Para analis mengatakan prospek ekonomi Iran tampak semakin tidak menentu, dengan kemungkinan kembalinya Donald Trump ke kursi kepresidenan AS yang kemungkinan akan menyebabkan pengetatan sanksi minyak ketat negara itu.
Presiden terpilih Pezeshkian adalah orang dalam yang memiliki hubungan dekat dengan Pemimpin teokratis Khamenei, dan ia memiliki kemampuan untuk membangun jembatan antara faksi-faksi dan menciptakan moderasi, tetapi ini tidak akan membantunya membuat perubahan mendasar yang dituntut oleh kaum reformis Iran.
Para analis mengatakan Tn. Pezeshkian bisa saja mendapati dirinya dalam situasi yang sama dengan para pendahulunya, Presiden reformis Mohammad Khatami dan Hassan Rouhani yang pragmatis, yang keduanya menyerukan perubahan kepada rakyat Iran tetapi pada akhirnya digagalkan oleh kelompok garis keras dalam elit.
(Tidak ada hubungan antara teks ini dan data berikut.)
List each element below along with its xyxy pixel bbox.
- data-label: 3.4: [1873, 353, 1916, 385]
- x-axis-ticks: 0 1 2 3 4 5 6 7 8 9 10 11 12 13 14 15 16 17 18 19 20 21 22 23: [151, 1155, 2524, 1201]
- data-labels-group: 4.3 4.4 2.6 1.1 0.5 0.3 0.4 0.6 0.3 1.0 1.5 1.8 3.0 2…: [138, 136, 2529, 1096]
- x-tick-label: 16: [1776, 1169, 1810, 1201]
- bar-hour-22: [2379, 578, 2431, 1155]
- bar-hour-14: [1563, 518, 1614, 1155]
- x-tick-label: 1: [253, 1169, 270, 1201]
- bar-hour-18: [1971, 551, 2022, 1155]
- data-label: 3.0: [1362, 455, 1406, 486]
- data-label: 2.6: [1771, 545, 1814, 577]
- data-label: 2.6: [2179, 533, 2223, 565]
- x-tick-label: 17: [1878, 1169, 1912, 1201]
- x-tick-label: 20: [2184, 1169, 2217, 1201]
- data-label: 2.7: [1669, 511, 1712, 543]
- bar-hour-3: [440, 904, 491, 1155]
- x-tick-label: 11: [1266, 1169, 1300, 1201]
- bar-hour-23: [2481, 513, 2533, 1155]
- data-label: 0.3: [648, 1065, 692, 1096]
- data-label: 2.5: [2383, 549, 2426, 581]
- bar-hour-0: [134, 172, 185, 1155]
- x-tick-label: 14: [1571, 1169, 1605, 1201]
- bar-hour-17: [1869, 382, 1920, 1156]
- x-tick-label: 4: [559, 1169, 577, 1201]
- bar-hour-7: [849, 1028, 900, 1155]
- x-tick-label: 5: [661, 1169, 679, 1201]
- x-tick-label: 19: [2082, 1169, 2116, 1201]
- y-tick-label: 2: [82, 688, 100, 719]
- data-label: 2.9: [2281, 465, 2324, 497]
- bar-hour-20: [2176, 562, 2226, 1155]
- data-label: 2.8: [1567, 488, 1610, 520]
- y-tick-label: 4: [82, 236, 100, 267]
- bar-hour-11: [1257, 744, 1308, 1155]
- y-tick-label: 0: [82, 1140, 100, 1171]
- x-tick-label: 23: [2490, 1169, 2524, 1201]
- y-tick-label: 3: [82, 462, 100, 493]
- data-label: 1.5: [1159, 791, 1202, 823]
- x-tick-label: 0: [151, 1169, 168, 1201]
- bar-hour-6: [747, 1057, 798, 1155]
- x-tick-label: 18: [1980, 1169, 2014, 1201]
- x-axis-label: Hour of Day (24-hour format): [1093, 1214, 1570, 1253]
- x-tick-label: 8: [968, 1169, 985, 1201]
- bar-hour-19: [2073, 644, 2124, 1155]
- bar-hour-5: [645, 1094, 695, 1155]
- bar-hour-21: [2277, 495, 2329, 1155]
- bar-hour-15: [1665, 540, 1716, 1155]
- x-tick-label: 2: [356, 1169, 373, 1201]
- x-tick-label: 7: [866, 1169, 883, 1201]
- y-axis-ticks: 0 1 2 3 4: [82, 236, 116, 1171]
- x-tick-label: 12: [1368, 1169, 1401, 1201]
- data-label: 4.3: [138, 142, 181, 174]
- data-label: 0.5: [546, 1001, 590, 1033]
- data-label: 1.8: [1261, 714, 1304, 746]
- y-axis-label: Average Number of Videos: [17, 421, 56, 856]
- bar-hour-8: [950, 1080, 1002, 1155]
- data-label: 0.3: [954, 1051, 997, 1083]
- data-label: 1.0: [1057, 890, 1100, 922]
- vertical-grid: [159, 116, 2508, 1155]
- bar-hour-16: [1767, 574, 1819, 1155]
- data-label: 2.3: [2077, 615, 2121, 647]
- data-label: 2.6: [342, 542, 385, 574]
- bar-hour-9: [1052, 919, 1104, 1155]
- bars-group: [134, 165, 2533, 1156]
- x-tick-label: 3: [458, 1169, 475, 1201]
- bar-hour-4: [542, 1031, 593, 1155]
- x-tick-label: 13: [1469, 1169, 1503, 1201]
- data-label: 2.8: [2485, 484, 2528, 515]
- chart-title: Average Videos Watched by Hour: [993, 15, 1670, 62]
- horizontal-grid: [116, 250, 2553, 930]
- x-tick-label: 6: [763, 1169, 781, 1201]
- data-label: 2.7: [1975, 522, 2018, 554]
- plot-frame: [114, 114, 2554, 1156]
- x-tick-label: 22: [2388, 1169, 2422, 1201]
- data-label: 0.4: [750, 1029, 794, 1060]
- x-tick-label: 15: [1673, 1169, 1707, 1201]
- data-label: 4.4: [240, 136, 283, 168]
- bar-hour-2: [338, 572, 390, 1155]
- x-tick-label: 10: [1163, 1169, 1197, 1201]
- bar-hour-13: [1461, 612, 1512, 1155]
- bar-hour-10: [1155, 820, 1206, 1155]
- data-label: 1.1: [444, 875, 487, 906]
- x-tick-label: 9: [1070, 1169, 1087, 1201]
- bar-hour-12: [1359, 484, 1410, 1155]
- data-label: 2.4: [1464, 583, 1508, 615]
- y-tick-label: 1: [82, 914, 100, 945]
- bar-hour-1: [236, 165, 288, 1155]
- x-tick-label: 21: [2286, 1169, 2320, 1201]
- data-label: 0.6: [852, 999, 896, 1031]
Iran juga akan kesulitan mengubah kebijakan regionalnya. Otoritas tertinggi atas kebijakan regional Iran bukanlah presiden, melainkan Garda Revolusi, yang hanya bertanggung jawab kepada Khamenei.
Bapak Pezeshkian menjabat pada saat ketegangan di Timur Tengah meningkat akibat konflik Israel-Hamas di Jalur Gaza dan tindakan Hizbullah di Lebanon.
Tidak ada tanda-tanda perubahan dalam kebijakan regional Iran, dengan Pezeshkian menegaskan kembali sikap anti-Israel negaranya dan dukungannya terhadap gerakan-gerakan di seluruh kawasan pada 8 Juli.